どんな魔法でも使えるので何を指定されても構わない。


「それではフロストコフィンをお願いしたいです。」


「超級氷結魔法のフロストコフィンか。確か相手を氷の棺に閉じ込める魔法だったな?」


「ああ、かなりの強度があるから壊すのは一苦労だ。だが攻撃系の魔法で無くていいのか?」


 相手を拘束する優秀な魔法だが同じ超級氷結魔法には火力の高い魔法もある。

氷結魔法の強力な攻撃系魔法が手に入るチャンスなのだ。


「はい、攻撃系は自分の適性のある魔法で覚えます。相手を拘束出来る強力な魔法は何かと便利だと思いますから、そちらでお願いしたいです。」


「時間稼ぎにもなるからな。自分が敵わない相手だと分かれば閉じ込めて逃げる事も出来るし使い勝手はいいだろう。
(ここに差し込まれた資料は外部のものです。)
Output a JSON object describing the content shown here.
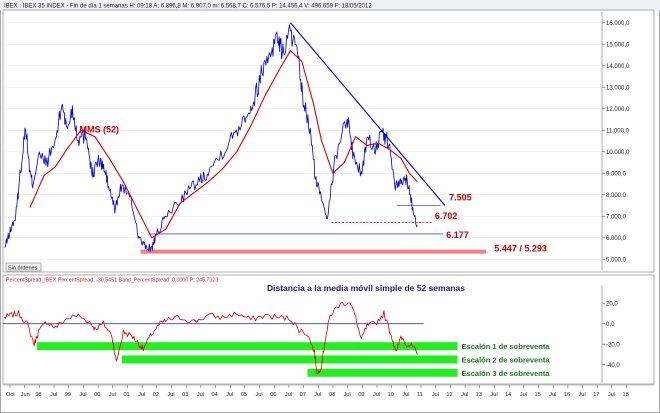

」


 スキルの件で狙われる事が多いリュシエルにとっては良い魔法かもしれない。

フロストコフィンを受ければ大抵の者は直ぐに追ってくる事は出来無いので逃げる時間は充分に稼げるだろう。


「必ずしも倒す必要は無いか。リュシエル嬢にとっても良い切り札になりそうだな。」


「はい、良いお守りになりそうです。」


「では早速魔法を込めるか。」


 ジル達は魔法道具の指輪に魔法を込める為に庭へと移動した。